Il nostro percorso non è improvvisato né volto a un semplice ed egoistico uso personale. Da anni autoproduciamo allo scopo di informare i consumatori, sostenere fattivamente chi SI CURA con questa pianta e si vede sottratto il diritto a questa possibilità (cancro, sclerosi multipla, epilessia e HIV solo per citare alcune patologie) . Portiamo avanti progetti contro lo spaccio e l’abuso di sostanze tra i giovani essendo tra le poche realtà che si pongono in Italia il problema della prevenzione e riduzione del danno e non esclusivamente della repressione cieca.
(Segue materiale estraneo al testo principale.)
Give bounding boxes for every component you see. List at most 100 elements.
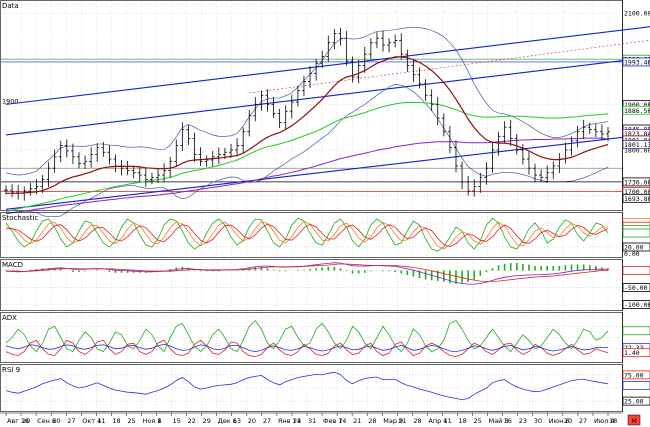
price-value-tag-label: 1730.00 <box>624 178 650 186</box>
price-value-tag <box>622 140 650 149</box>
price-channel-line <box>5 56 650 136</box>
stochastic-panel: Stochastic 20.000.00 <box>0 212 650 258</box>
price-value-tag <box>622 193 650 203</box>
x-tick-label: 25 <box>127 417 135 425</box>
x-tick-label: Май 3 <box>489 417 509 425</box>
price-value-tag-label: 1693.80 <box>624 195 650 203</box>
rsi-line <box>5 371 609 401</box>
adx-panel-title: ADX <box>2 314 17 322</box>
price-y-tick-label: 2100.00 <box>624 10 650 18</box>
price-bollinger-upper <box>5 27 609 176</box>
price-ma-green <box>5 102 609 213</box>
macd-value-tag <box>622 283 650 292</box>
adx-panel: ADX 22.331.40 <box>0 312 650 363</box>
price-ma-purple <box>5 137 609 215</box>
x-tick-label: 25 <box>474 417 482 425</box>
rsi-value-tag-label: 25.00 <box>624 398 644 406</box>
corner-label: M <box>631 417 637 425</box>
x-tick-label: 31 <box>308 417 316 425</box>
x-tick-label: 11 <box>443 417 451 425</box>
price-value-tag-label: 1900.00 <box>624 101 650 109</box>
x-tick-label: Фев 7 <box>323 417 343 425</box>
x-tick-label: Мар 9 <box>383 417 403 425</box>
price-panel: Data19002100.002000.001900.001800.001700… <box>0 0 650 217</box>
rsi-value-tag-label: 75.00 <box>624 371 644 379</box>
x-tick-label: 20 <box>248 417 256 425</box>
rsi-value-tag <box>622 370 650 380</box>
x-tick-label: 18 <box>112 417 120 425</box>
x-tick-label: Ноя 1 <box>142 417 161 425</box>
price-y-tick-label: 1800.00 <box>624 146 650 154</box>
macd-signal-line <box>5 263 609 282</box>
price-channel-line <box>5 26 650 105</box>
x-tick-label: Апр 4 <box>428 417 447 425</box>
x-tick-label: Июн 6 <box>549 417 570 425</box>
macd-value-tag <box>622 300 650 309</box>
price-ma-dark-red <box>6 56 609 194</box>
price-bollinger-lower <box>5 83 609 217</box>
stochastic-k-line <box>5 217 609 252</box>
macd-panel: MACD -50.00 -100.00 <box>0 259 650 311</box>
price-bars <box>4 27 610 201</box>
stochastic-value-tag <box>622 242 650 252</box>
x-tick-label: 27 <box>263 417 271 425</box>
x-tick-label: 23 <box>519 417 527 425</box>
macd-value-tag-label: -100.00 <box>624 301 650 309</box>
macd-value-tag-label: -50.00 <box>624 284 648 292</box>
x-tick-label: 22 <box>188 417 196 425</box>
adx-value-tag <box>622 348 650 358</box>
corner-box[interactable] <box>627 414 641 426</box>
x-tick-label: 18 <box>609 417 617 425</box>
x-tick-label: 24 <box>293 417 301 425</box>
x-tick-label: 13 <box>233 417 241 425</box>
x-tick-label: 20 <box>564 417 572 425</box>
x-tick-label: 16 <box>504 417 512 425</box>
stochastic-panel-title: Stochastic <box>2 214 38 222</box>
macd-value-tag <box>622 266 650 275</box>
x-tick-label: 18 <box>459 417 467 425</box>
price-panel-title: Data <box>2 2 19 10</box>
stochastic-value-tag <box>622 228 650 238</box>
x-tick-label: 21 <box>353 417 361 425</box>
x-tick-label: 11 <box>97 417 105 425</box>
price-value-tag-label: 1823.84 <box>624 130 650 138</box>
x-tick-label: Июл 4 <box>594 417 615 425</box>
x-tick-label: 20 <box>22 417 30 425</box>
x-tick-label: Янв 11 <box>278 417 301 425</box>
rsi-panel-title: RSI 9 <box>2 366 20 374</box>
stochastic-d-line <box>5 220 608 250</box>
x-tick-label: Сен 6 <box>37 417 56 425</box>
adx-value-tag <box>622 326 650 336</box>
price-value-tag-label: 1700.00 <box>624 188 650 196</box>
adx-value-tag-label: 22.33 <box>624 344 644 352</box>
x-tick-label: 28 <box>368 417 376 425</box>
x-tick-label: Окт 4 <box>82 417 101 425</box>
x-tick-label: 30 <box>534 417 542 425</box>
price-value-tag <box>622 57 650 67</box>
adx-green-line <box>5 319 609 353</box>
x-tick-label: 8 <box>158 417 162 425</box>
price-value-tag-label: 1801.13 <box>624 141 650 149</box>
x-tick-label: 14 <box>338 417 346 425</box>
x-tick-label: Дек 6 <box>218 417 237 425</box>
x-tick-label: Авг 16 <box>7 417 29 425</box>
x-tick-label: 15 <box>173 417 181 425</box>
adx-value-tag-label: 1.40 <box>624 349 640 357</box>
rsi-panel: RSI 9 75.00 25.00 <box>0 364 650 412</box>
price-value-tag <box>622 177 650 187</box>
price-channel-line <box>5 133 650 210</box>
price-value-tag <box>622 105 650 115</box>
price-value-tag-label: 1993.46 <box>624 58 650 66</box>
x-tick-label: 28 <box>413 417 421 425</box>
price-value-tag-label: 1886.50 <box>624 107 650 115</box>
adx-red-line <box>5 339 609 358</box>
x-tick-label: 20 <box>52 417 60 425</box>
x-tick-label: 27 <box>579 417 587 425</box>
macd-panel-title: MACD <box>2 261 23 269</box>
stochastic-value-tag-label: 20.00 <box>624 244 644 252</box>
price-left-label: 1900 <box>2 97 19 105</box>
x-tick-label: 21 <box>398 417 406 425</box>
adx-blue-line <box>5 343 608 353</box>
stochastic-slow-line <box>5 223 609 248</box>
Ad ogni serata sono presenti punto informativo, primo soccorso e chill-out, cosa che non avviene in nessun locale commerciale riconosciuto.

Affrontiamo il problema del sovraffollamento delle carceri e delle comunità di recupero e i conseguenti degrado e ingestibilità delle stesse senza contare la sofferenza di chi vi è recluso.
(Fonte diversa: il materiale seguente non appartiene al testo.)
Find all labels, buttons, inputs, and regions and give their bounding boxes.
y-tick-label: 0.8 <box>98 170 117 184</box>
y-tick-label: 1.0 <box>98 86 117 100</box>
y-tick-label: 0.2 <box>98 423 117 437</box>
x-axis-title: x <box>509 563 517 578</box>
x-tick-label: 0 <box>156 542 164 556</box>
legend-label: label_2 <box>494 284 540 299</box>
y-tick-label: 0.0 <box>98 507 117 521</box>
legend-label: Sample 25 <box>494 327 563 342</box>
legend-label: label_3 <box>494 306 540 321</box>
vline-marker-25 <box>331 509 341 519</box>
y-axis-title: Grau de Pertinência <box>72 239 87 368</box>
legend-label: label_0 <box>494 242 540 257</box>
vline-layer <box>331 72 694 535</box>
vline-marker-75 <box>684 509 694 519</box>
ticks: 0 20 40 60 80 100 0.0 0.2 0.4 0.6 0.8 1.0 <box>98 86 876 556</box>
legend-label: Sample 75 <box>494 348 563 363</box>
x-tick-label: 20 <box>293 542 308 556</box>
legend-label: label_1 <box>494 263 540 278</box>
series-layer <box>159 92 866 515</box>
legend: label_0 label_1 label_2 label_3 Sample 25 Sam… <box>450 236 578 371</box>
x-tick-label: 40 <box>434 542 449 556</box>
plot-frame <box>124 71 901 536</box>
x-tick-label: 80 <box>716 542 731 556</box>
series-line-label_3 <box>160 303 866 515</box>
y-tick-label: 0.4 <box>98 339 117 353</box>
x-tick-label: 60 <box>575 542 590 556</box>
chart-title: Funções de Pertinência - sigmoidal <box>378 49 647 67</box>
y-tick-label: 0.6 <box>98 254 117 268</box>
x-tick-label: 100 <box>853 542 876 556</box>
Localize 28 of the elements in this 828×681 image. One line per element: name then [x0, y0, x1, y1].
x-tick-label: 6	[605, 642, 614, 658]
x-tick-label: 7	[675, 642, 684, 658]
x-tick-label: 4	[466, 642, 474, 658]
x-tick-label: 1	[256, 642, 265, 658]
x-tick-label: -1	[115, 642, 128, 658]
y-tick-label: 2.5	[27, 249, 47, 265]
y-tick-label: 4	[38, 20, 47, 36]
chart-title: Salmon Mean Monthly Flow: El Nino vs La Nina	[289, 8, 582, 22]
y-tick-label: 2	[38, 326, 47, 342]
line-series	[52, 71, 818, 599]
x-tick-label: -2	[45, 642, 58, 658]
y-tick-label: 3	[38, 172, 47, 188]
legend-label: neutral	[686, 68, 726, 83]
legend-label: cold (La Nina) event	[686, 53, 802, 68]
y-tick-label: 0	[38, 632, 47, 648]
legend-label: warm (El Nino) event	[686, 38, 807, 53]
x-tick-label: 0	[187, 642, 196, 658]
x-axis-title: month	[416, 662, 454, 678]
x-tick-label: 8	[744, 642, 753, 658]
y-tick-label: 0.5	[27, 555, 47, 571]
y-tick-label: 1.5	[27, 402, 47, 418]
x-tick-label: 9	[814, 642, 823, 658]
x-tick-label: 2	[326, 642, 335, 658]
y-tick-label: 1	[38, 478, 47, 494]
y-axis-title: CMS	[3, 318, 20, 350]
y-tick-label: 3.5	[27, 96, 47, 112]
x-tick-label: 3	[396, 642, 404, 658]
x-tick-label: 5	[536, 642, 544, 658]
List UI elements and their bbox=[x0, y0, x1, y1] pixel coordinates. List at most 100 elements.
Ci confrontiamo periodicamente con solide e riconosciute realtà nazionali e internazionali (Sert, comunità di S. Benedetto al Porto e realtà istituzionali e non di Spagna, Belgio, Francia, Austria) per ampliare riflessione e consapevolezza, abbiamo organizzato numerosi incontri culturali e informativi su questi temi per contribuire allo sviluppo sociale in questo senso, in risposta all’interpretazione colpevolmente superficiale che tutti i giorni giornali e tv propagandano a gran voce peggiorando di fatto la realtà del consumo di sostanze.

Il collettivo ritiene un furto vero e proprio (nella sostanza se non nel merito) quello operato dalle istituzioni. Nei nostri confronti, nei confronti dei malati che si affidano a questa risorsa per sopravvivere e dei partecipanti alla festa del raccolto che si vedono sottratti ciò che noi ogni anno REGALIAMO in questo momento di festa e crescita collettiva.

Una perdita che al di là della fatica e dell’impegno, è politica e mai economica in quanto MAI abbiamo tratto alcun genere di profitto economico o materiale col nostro lavoro volontario.

Di fatto quanto accaduto oggi è una vergogna per una città che si ritenga civile e matura, in quanto l’antiproibizionismo e le pratiche che portiamo avanti sono riconosciute e affrontate con oggettività a livello internazionale.

Nel periodo attuale di crisi si sprecano risorse economiche, giudiziarie e umane per affrontare ridicole questioni botaniche. Un intero paese in ginocchio e decine di migliaia di persone recluse e perseguite al solo scopo di garantire profitto a narcotrafficanti e gestori di comunità di recupero senza scrupoli, per puro tornaconto personale.

Crediamo che in questo momento non si debba abbassare la testa e scoraggiarsi, anzi unirsi e ribadire a voce ancora più sicura le nostre ragioni. Finirla di farsi tenere in scacco da affaristi e sfruttatori d’anime che agiscono attraverso la paura, perché uniti e consapevoli possiamo finalmente rivoluzionare anche questo ennesimo aspetto ignobile e marcio della nostra società.

Invitiamo quindi la cittadinanza, i pazienti, i militanti e i semplici consumatori che riconoscono e non vogliono ignorare la questione ad unirsi a noi Sabato 26 Ottobre dalle 16.00 in P.zza De ferrari per un presidio itinerante in cui condannare questo ennesimo attacco propagandistico e ribadire le nostre posizioni.

Ogni atto di solidarietà adesione e diffusione di questo e comunicati inerenti, la partecipazione e la discussione del tema sono i benvenuti!Collettivo CSA Terra di Nessuno.